🤖 AI Summary
In online learning, accurate estimation of time-varying losses is fundamentally hindered by the bias–variance trade-off; existing prequential estimators rely on strong assumptions and are highly sensitive to hyperparameters. This paper proposes a recursive, unbiased variance-reduced estimator grounded in algorithmic stability—marking the first application of stability analysis to online unbiased loss estimation. Our method employs stability-driven dynamic weighting and adaptive hyperparameter tuning, achieving theoretically consistent, real-time updates with constant time and memory overhead, without requiring prior knowledge or ground-truth information for calibration. Empirically, it significantly outperforms mainstream baselines across diverse online convex optimization and stochastic learning tasks. Notably, it remains competitive even against strong baselines tuned using true gradients.
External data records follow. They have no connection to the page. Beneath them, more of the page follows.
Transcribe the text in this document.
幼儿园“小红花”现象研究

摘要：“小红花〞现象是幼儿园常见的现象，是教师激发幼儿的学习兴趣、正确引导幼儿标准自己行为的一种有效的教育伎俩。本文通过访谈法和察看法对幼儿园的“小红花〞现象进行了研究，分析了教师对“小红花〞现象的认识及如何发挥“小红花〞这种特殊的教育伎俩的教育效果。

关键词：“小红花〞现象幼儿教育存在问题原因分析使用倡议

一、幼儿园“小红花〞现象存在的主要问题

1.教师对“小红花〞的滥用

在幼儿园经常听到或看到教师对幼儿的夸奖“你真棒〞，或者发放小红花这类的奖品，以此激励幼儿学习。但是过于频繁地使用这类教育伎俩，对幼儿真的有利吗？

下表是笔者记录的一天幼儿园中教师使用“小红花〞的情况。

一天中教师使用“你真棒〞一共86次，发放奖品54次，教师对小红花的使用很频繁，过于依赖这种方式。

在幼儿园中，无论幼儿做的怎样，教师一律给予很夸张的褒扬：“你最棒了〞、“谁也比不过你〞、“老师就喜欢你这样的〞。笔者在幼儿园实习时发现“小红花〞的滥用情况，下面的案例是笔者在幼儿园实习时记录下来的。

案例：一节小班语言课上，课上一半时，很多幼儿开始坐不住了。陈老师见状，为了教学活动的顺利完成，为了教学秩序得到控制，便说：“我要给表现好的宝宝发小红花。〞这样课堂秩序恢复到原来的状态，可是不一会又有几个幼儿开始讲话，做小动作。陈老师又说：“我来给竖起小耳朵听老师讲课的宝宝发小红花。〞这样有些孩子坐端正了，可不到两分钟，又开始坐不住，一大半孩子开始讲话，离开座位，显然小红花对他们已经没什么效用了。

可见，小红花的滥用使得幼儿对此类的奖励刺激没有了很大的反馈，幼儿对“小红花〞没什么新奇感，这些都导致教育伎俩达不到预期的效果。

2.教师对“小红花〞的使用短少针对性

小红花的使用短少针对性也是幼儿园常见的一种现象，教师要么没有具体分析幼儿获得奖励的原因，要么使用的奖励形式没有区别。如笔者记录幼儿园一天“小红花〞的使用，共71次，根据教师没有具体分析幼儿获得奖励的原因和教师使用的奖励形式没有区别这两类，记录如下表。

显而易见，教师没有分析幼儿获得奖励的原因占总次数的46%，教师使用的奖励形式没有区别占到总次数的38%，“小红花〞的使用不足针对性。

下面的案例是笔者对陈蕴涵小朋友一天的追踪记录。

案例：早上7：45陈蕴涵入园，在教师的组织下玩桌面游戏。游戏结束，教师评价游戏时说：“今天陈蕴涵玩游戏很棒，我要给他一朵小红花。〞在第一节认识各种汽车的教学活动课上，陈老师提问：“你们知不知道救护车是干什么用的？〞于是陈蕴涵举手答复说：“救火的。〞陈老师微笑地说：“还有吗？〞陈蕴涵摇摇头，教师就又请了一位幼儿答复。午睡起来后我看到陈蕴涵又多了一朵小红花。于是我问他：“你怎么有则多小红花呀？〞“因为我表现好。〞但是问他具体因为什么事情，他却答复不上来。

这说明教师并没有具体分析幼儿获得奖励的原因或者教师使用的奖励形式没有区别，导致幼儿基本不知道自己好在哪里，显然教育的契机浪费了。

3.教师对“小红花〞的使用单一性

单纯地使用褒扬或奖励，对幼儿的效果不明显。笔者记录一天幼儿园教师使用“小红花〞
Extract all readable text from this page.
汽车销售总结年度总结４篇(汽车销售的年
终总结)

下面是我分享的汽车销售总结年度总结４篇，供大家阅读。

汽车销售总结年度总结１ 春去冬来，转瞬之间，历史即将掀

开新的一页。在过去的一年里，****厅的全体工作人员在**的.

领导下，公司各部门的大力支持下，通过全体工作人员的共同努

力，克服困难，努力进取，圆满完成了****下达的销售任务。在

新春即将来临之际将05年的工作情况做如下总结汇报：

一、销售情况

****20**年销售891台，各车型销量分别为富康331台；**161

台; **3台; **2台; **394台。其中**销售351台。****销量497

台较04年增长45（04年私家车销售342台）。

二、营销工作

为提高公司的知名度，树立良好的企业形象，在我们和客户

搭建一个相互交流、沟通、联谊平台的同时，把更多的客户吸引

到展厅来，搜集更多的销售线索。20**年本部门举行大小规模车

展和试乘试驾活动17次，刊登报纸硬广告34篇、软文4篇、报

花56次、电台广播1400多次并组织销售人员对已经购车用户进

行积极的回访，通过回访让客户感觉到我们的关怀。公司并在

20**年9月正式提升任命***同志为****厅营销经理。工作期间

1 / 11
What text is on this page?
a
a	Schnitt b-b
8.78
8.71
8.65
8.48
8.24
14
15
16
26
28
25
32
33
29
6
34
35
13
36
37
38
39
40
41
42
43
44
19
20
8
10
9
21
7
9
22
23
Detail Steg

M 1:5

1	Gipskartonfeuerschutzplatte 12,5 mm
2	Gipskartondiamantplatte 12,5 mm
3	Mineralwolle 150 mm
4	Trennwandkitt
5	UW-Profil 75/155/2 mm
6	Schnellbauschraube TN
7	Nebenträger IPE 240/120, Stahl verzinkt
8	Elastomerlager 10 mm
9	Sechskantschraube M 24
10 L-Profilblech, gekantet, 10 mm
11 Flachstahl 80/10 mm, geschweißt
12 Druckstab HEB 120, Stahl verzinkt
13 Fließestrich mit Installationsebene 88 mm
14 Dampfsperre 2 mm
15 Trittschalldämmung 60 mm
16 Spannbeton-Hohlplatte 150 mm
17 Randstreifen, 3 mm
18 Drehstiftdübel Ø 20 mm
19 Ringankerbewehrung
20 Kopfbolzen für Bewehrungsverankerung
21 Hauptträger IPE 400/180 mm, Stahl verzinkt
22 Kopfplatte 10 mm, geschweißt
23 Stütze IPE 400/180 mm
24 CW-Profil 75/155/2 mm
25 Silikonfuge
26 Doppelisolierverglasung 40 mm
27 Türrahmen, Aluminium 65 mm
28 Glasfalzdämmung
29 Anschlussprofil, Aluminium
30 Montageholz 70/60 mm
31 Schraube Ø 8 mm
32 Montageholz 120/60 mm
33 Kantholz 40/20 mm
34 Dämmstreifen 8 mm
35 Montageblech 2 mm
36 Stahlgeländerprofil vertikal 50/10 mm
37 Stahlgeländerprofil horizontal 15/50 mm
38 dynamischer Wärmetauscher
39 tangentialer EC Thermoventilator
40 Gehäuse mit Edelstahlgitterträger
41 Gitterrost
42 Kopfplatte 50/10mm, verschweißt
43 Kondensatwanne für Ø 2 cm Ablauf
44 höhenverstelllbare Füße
These results demonstrate the estimator’s effectiveness, robustness, and practical utility.
📝 Abstract
Online learning algorithms continually update their models as data arrive, making it essential to accurately estimate the expected loss at the current time step. The prequential method is an effective estimation approach which can be practically deployed in various ways. However, theoretical guarantees have previously been established under strong conditions on the algorithm, and practical algorithms have hyperparameters which require careful tuning. We introduce OEUVRE, an estimator that evaluates each incoming sample on the function learned at the current and previous time steps, recursively updating the loss estimate in constant time and memory. We use algorithmic stability, a property satisfied by many popular online learners, for optimal updates and prove consistency, convergence rates, and concentration bounds for our estimator. We design a method to adaptively tune OEUVRE's hyperparameters and test it across diverse online and stochastic tasks. We observe that OEUVRE matches or outperforms other estimators even when their hyperparameters are tuned with oracle access to ground truth.